Approccio regionale al disarmo. Le Nazioni Unite promuovono le iniziative per il disarmo intraprese a livello regionale e sub-regionale, al fine di promuovere la sicurezza e le misure di confidence building tra gli Stati delle regioni interessate. Esse, inoltre, forniscono assistenza agli Stati per l'implementazione delle Linee guida e raccomandazioni per gli approcci regionali al disarmo, adottate dalla Commissione sul disarmo nel 1993. Per promuovere ulteriormente il disarmo regionale, le Nazioni Unite collaborano con organizzazioni e patti regionali (tra cui l'Unione Africana, l'Unione Europea, la Lega degli Stati Arabi, l'Organizzazione degli Stati Americani, l'Organizzazione della Conferenza Islamica, l'Organizzazione per la Sicurezza e la Cooperazione in Europa ed il Patto di stabilità per l'Europa sud-orientale), nonché con organizzazioni non-governative internazionali e regionali.

Educazione ed informazione in materia di disarmo. Le Nazioni Unite svolgono le proprie attività di educazione e informazione sul disarmo multilaterale nell'ambito del Programma di informazione sul disarmo, attraverso pubblicazioni, eventi speciali, incontri, seminari, discussioni e mostre. Il Programma di fellowship delle Nazioni Unite sul disarmo, lanciato dall'Assemblea Generale nel 1978, ha formato oltre 600 pubblici ufficiali provenienti da oltre 150 Paesi, molti dei quali ricoprono ora posizioni di responsabilità nel campo del disarmo nei rispettivi Governi di origine. Nel 2002, l'Assemblea Generale ha adottato il rapporto del Gruppo di esperti sull'educazione al disarmo e alla non-proliferazione, in cui si riafferma che l'educazione al disarmo è parte costituente dell'educazione alla pace e ai diritti umani.
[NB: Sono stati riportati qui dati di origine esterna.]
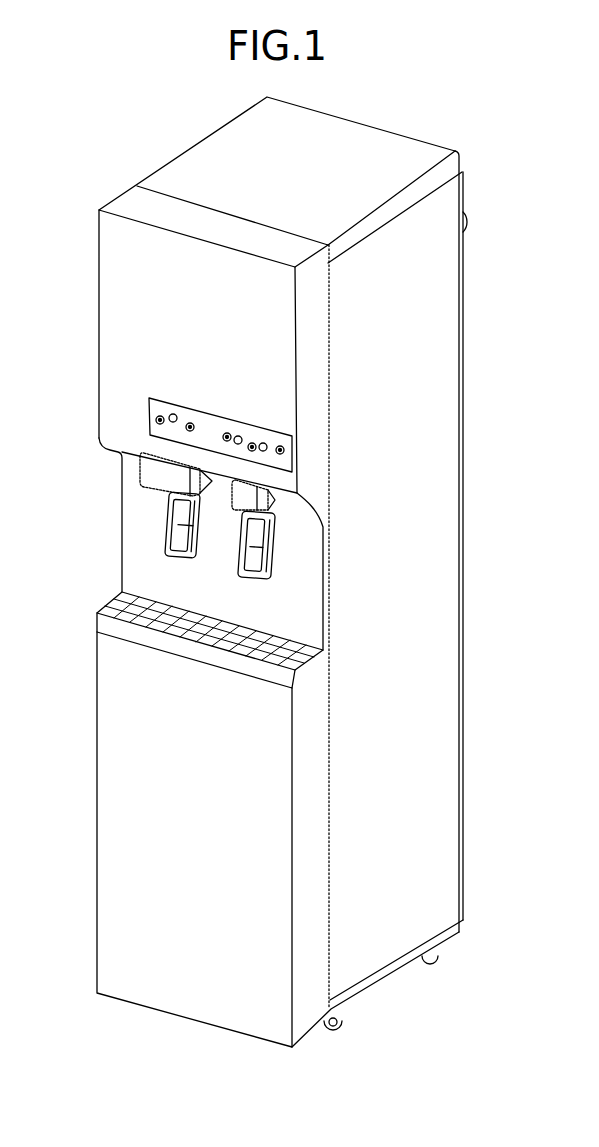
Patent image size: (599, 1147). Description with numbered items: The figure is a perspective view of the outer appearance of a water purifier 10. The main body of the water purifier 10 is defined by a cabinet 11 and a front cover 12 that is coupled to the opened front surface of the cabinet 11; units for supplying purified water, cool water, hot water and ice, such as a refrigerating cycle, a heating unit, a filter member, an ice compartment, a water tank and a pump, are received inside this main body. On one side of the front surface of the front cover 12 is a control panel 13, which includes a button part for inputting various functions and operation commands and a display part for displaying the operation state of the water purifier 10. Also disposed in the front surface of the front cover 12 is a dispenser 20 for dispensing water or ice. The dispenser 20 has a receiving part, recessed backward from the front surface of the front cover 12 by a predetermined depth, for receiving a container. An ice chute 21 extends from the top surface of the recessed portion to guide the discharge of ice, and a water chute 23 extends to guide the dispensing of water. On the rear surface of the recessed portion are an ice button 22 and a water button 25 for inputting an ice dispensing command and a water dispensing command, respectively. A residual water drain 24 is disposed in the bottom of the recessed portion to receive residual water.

The water purifier 10 is at (58, 178).
The cabinet 11 is at (430, 757).
The front cover 12 is at (120, 833).
The control panel 13 is at (212, 423).
The dispenser 20 is at (112, 563).
The ice chute 21 is at (152, 472).
The ice button 22 is at (180, 537).
The water chute 23 is at (247, 498).
The residual water drain 24 is at (265, 633).
The water button 25 is at (258, 573).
Nel 2003 e nel 2004, le Nazioni Unite, in collaborazione con il network di ONG “Appello dell'Aia per la pace”, hanno realizzato un progetto di educazione al disarmo e alle armi di piccolo calibro, rivolto a bambini e adolescenti di quattro Paesi (Albania, Cambogia, Niger e Perù).

 

Terrorismo

A seguito degli eventi dell’11 settembre 2001, l'Assemblea Generale ha adottato per la prima volta, nel corso della sua 57° Sessione ordinaria del 2002, una risoluzione sulle misure per prevenire la possibilità che gruppi terroristici possano entrare in possesso di armi di distruzione di massa. Nel 2004, il Consiglio di Sicurezza ha adottato la sua prima decisione formale sui rischi della proliferazione di armi di distruzione di massa, soprattutto tra gli attori non-statali. Agendo ai sensi del Cap. VII della Carta delle Nazioni Unite, il Consiglio di Sicurezza ha adottato all’unanimità la Risoluzione 1540, imponendo agli Stati, tra l’altro, di astenersi da qualunque azione che possa favorire in qualsiasi modo lo sviluppo, l’acquisizione, la produzione, il possesso, il trasporto, il trasferimento o l’uso di armi di distruzioni di massa da parte di attori non-statali. In seguito, l'Assemblea Generale ha adottato la Convenzione internazionale per la soppressione degli atti di terrorismo nucleare, entrata in vigore nel 2007. Tuttavia, uno dei metodi più efficaci per prevenire la minaccia dell'uso di armi di distruzioni di massa da parte di gruppi terroristici consiste nel rafforzare il regime multilaterale già esistente per eliminare del tutto o limitare la proliferazione di tali armi.